Background: Atrial fibrillation (AF) is associated with cardiac fibrosis, which can now be measured noninvasively using T1-mapping with cardiac magnetic resonance imaging (CMRI). This study aimed to assess the impact of AF on ventricular T1 at the time of CMRI.
Methods: Subjects with AF scheduled for AF ablation underwent CMRI with standard electrocardiography gating and breath-hold protocols on a 1.5 T scanner with post-contrast ventricular T1 recorded from 6 regions of interest at the mid-ventricle. Baseline demographic, clinical, and imaging characteristics were examined using univariate and multivariable linear regression modeling for an association with myocardial T1.
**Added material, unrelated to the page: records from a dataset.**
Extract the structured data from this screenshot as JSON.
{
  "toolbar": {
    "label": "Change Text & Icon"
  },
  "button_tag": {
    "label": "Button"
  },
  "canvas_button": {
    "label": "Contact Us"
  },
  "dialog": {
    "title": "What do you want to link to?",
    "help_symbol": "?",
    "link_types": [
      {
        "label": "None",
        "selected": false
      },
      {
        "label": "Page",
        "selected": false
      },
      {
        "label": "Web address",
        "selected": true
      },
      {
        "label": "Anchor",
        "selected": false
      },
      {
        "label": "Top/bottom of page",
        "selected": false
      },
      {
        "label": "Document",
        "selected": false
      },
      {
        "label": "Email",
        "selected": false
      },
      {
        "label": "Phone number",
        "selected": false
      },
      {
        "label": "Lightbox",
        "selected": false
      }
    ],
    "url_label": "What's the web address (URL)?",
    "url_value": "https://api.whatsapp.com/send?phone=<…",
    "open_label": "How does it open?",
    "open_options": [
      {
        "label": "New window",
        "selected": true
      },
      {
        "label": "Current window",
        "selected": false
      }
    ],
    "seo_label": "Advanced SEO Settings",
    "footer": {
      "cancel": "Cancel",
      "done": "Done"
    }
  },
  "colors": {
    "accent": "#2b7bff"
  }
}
Results: One hundred fifty-seven patients were studied (32% women; median age, 61 years [interquartile range {IQR}, 55-67], 50% persistent AF [episodes>7 days or requiring electrical or pharmacologic cardioversion], 30% in AF at the time of the CMRI). The median global T1 was 404 ms (IQR, 381-428). AF at the time of CMRI was associated with a 4.4% shorter T1 (p=0.000) compared to sinus rhythm when adjusted for age, sex, persistent AF, body mass index, congestive heart failure, and renal dysfunction (estimated glomerular filtration rate<60). A post-hoc multivariate model adjusted for heart rate suggested that heart rate elevation (p=0.009) contributes to the reduction in T1 observed in patients with AF at the time of CMRI. No association between ventricular T1 and AF recurrence after ablation was demonstrated.
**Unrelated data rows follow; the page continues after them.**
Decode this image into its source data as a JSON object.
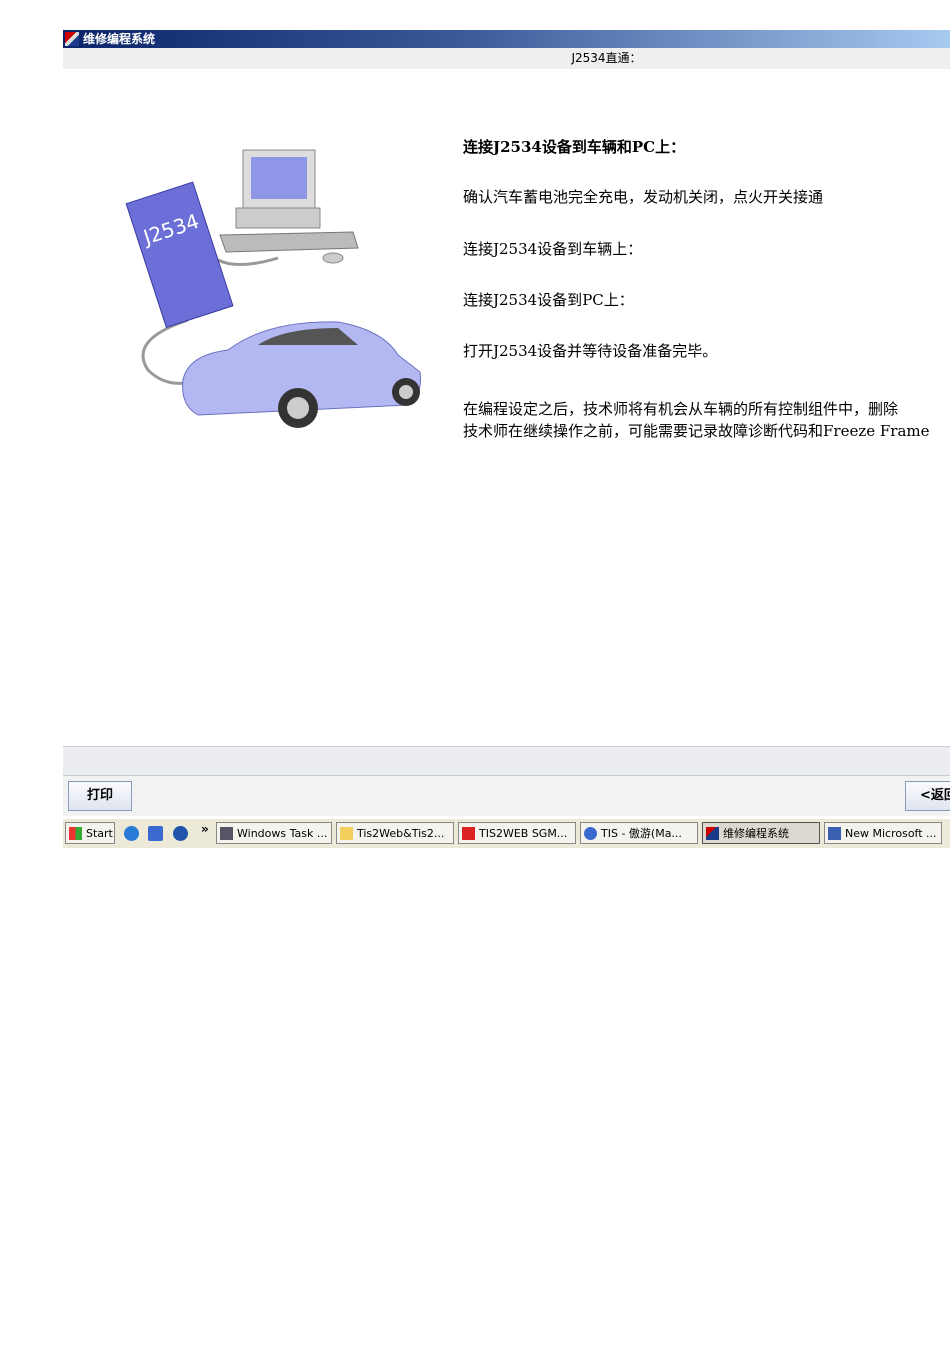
{
  "window": {
    "title": "维修编程系统"
  },
  "header": {
    "subtitle": "J2534直通："
  },
  "illustration": {
    "device_label": "J2534"
  },
  "content": {
    "heading": "连接J2534设备到车辆和PC上：",
    "steps": [
      "确认汽车蓄电池完全充电，发动机关闭，点火开关接通",
      "连接J2534设备到车辆上：",
      "连接J2534设备到PC上：",
      "打开J2534设备并等待设备准备完毕。"
    ],
    "note_line1": "在编程设定之后，技术师将有机会从车辆的所有控制组件中，删除",
    "note_line2": "技术师在继续操作之前，可能需要记录故障诊断代码和Freeze Frame"
  },
  "buttons": {
    "print": "打印",
    "back": "<返回"
  },
  "taskbar": {
    "start": "Start",
    "chevron": "»",
    "items": [
      {
        "label": "Windows Task ...",
        "icon": "monitor-icon"
      },
      {
        "label": "Tis2Web&Tis2...",
        "icon": "folder-icon"
      },
      {
        "label": "TIS2WEB SGM...",
        "icon": "pdf-icon"
      },
      {
        "label": "TIS - 傲游(Ma...",
        "icon": "browser-icon"
      },
      {
        "label": "维修编程系统",
        "icon": "app-icon"
      },
      {
        "label": "New Microsoft ...",
        "icon": "word-icon"
      }
    ]
  }
}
Conclusion: AF at the time of CMRI was associated with lower post-contrast ventricular T1 compared with sinus rhythm. This effect was at least partly due to elevated heart rate. T1 was not associated with the recurrence of AF after ablation.
Keywords: Atrial fibrillation; Atrial fibrillation ablation; Cardiac MRI; Myocardial T1; Ventricular T1.